When precipitation is enough to help grasses grow but moisture doesn't remain throughout the summer, a more active season typically results, O'Brien said.

“By the time you get to mid-to-late summer, everything has dried out and you're really primed for fire activity with a lot of dead fuel at play,” he said.

For example, record rainfall in the early months of 2017 boosted vegetation growth, but by that summer (the hottest on record in California at the time) much of it had dried out. Three of the 20 most destructive wildfires in state history burned between October and December of that year, including the Thomas Fire.

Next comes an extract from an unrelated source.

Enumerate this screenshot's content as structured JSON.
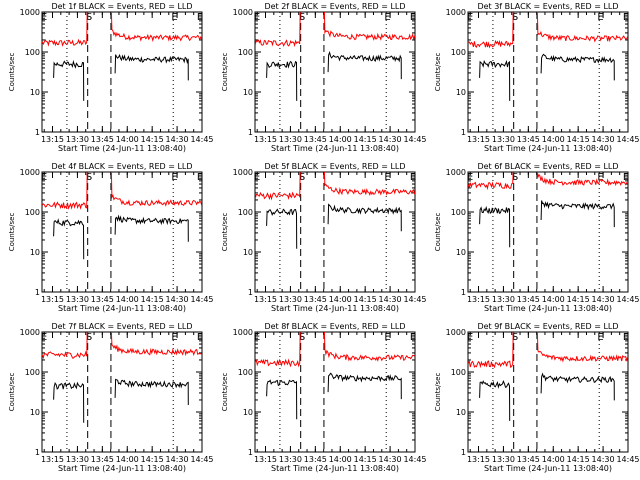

If the state gets another reprieve from serious fire activity this year, it is not expected to last.

Wildfires in California burned five times more area between 1996 and 2020 than between 1971 and 1995, and almost all of that increase can be attributed to human-caused climate change, according to research by Abatzoglou and AghaKouchak published in the Proceedings of the National Academy. of Science last year.

That long-term trend is expected to persist, resulting in an increase of up to 50% in the area burned between 2031 and 2050, according to the study.

“Within this long-term change, there can be high anomalies, low anomalies, a lot of variability,” AghaKouchak said. “Climate change does not mean that temperatures will become warmer every year. But overall, if you look at the overall trend and pattern, we are seeing rising temperatures and increased risk of drought and fire.”